As of November 2020, more than 94 million people were at risk of missing vaccines due to paused measles campaigns in 26 countries.
At least 1 in 7 children and young people lived under stay-at-home policies for most of 2020, leading to feelings of anxiety, depression and isolation.
Around 10 million additional child marriages may occur before the end of the decade, threatening years of progress in reducing the practice.
As of November 2020, estimates suggested an additional 6 to 7 million children under age 5 could suffer from wasting or acute malnutrition, a 14 per cent rise that could translate into more than 10,000 additional child deaths per month – mostly in sub-Saharan Africa and South Asia. With a 40 per cent decline in nutrition services for children and women, many other nutrition outcomes may worsen.

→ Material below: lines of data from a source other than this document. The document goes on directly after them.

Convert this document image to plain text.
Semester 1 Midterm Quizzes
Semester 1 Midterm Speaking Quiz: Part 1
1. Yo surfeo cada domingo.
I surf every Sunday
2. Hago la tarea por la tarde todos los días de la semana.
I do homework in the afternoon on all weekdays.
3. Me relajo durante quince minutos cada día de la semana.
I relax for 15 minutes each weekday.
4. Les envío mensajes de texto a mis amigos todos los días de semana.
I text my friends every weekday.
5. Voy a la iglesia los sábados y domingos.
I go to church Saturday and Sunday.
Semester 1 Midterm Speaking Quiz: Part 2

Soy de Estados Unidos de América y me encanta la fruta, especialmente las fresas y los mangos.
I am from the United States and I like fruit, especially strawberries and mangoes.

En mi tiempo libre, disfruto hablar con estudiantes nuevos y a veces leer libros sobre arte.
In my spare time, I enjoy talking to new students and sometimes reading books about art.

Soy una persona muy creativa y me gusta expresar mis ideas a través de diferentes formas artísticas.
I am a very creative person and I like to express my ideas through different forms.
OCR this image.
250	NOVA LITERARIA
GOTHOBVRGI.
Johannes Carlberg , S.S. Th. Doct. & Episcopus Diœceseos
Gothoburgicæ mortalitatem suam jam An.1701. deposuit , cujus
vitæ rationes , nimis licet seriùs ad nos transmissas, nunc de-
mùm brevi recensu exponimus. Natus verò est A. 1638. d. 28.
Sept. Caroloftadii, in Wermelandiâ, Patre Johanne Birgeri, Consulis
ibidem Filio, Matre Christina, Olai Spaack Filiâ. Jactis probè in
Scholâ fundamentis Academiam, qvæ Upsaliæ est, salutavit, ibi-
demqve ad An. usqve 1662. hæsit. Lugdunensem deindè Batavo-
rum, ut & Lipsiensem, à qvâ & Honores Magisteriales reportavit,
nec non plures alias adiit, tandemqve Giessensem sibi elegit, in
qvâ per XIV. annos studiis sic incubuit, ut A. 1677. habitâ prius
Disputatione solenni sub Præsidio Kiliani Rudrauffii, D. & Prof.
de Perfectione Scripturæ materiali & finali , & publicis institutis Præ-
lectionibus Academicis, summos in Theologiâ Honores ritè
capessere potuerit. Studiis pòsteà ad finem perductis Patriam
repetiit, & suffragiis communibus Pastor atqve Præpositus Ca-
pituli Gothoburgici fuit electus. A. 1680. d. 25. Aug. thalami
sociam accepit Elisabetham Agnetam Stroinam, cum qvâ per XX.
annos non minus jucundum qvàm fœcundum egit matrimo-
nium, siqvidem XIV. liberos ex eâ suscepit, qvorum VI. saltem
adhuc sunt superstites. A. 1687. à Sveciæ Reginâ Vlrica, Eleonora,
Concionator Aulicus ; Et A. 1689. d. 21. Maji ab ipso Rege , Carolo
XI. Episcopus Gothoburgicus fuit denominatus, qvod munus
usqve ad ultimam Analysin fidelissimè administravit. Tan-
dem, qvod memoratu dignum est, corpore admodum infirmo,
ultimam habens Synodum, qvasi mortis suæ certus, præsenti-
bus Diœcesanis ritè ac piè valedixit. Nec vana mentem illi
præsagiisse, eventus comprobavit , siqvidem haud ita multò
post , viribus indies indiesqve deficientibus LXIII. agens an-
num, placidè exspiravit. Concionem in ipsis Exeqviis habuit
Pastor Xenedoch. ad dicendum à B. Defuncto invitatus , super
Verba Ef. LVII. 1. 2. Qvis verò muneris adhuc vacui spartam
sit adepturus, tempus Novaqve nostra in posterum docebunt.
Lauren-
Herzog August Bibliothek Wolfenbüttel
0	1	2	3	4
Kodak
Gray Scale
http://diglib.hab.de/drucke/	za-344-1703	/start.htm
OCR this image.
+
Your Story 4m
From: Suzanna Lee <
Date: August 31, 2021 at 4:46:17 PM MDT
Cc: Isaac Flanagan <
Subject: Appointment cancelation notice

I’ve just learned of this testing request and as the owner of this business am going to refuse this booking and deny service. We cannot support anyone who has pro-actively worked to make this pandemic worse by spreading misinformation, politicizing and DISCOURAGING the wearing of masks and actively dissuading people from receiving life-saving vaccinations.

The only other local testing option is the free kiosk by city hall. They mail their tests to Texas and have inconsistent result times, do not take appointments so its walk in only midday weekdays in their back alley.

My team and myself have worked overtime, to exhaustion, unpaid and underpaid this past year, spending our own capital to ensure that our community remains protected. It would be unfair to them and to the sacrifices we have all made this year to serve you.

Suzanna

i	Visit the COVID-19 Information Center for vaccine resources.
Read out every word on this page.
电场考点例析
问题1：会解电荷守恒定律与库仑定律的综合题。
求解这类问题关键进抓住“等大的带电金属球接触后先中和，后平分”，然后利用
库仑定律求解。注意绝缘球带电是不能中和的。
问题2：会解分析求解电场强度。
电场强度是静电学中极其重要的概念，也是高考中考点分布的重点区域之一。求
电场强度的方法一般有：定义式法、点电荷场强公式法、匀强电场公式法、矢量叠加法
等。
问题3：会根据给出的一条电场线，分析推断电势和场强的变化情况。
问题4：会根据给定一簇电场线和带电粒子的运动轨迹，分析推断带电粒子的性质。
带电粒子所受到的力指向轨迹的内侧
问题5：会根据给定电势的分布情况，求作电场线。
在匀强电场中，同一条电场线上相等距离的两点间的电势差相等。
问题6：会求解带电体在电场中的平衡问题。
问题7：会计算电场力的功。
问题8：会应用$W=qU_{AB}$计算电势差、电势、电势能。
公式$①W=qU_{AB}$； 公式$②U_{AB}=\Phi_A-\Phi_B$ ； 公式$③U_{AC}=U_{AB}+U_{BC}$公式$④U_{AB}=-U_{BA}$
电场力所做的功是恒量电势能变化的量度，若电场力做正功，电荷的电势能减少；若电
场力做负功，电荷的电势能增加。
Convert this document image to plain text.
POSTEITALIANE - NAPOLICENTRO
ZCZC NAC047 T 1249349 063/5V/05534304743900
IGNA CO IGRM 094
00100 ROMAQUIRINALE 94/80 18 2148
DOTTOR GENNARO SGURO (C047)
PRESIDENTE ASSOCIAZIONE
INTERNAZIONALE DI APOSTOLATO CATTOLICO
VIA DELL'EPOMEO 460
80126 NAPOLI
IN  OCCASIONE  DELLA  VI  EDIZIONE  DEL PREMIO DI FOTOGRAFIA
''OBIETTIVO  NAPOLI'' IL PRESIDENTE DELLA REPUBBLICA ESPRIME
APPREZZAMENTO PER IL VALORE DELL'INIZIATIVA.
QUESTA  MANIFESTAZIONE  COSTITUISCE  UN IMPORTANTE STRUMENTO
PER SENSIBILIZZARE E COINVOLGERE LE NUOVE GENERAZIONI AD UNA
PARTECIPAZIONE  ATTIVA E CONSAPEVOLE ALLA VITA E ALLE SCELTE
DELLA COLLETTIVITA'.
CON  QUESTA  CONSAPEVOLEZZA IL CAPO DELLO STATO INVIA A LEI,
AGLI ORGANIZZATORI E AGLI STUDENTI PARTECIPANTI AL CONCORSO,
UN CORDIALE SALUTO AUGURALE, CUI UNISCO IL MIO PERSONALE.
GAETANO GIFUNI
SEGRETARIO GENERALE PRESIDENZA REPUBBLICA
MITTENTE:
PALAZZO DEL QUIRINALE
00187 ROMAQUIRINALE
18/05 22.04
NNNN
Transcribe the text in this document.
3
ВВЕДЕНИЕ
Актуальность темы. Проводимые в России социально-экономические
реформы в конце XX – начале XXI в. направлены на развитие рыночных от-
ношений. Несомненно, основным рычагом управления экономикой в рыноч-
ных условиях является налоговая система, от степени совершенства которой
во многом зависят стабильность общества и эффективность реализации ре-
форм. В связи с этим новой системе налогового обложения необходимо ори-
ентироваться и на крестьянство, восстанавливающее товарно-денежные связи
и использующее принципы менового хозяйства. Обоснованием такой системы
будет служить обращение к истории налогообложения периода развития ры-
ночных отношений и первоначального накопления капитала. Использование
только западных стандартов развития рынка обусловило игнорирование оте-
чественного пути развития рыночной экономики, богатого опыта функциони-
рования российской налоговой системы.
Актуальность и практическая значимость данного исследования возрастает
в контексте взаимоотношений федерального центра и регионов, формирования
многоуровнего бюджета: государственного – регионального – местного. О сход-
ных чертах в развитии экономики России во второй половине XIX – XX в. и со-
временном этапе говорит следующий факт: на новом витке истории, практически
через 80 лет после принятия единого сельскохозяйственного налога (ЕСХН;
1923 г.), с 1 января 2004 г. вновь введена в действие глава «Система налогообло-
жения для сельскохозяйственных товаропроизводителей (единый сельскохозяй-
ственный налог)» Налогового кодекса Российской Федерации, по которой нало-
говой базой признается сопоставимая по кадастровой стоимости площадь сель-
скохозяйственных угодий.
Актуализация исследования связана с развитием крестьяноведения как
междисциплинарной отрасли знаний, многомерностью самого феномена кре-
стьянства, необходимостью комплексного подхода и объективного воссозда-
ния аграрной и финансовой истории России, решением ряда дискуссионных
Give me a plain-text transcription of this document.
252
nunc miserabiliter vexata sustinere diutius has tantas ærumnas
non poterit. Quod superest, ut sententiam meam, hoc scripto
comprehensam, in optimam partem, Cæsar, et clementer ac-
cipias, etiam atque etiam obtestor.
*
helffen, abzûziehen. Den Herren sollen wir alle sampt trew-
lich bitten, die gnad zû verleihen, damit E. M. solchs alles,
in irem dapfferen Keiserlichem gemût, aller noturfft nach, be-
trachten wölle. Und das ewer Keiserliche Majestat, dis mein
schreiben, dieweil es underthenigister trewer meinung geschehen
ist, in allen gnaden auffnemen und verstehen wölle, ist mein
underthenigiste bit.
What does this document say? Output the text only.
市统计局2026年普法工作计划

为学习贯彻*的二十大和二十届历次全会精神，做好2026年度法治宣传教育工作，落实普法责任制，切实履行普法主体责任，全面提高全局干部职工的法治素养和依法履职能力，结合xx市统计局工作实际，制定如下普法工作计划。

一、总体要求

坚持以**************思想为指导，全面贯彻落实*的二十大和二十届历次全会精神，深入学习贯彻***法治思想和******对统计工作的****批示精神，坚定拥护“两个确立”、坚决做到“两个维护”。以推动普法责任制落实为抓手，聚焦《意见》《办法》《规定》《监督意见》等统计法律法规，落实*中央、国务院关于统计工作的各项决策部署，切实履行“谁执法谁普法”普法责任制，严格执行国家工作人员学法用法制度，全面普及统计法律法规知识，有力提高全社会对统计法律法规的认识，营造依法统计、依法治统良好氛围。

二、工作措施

Around 3 billion people worldwide lack basic handwashing facilities with soap and water at home. In the least-developed countries, three quarters of people and more than two thirds of schools lack the basic hygiene services needed to reduce the transmission of COVID-19. On average, more than 700 children under five die every day from diseases caused by the lack of water, sanitation and hygiene.
Even before the pandemic hit, conflict, poverty, malnutrition and climate change were already driving massive growth in the number of children in need of assistance. COVID-19 is making this situation even worse. But while this reality can feel overwhelming, there is also reason to hope.
Throughout the crisis, UNICEF has been working with partners to reach children and their families with vital health; nutrition; education; water, sanitation and hygiene (WASH); gender-based violence and social protection services.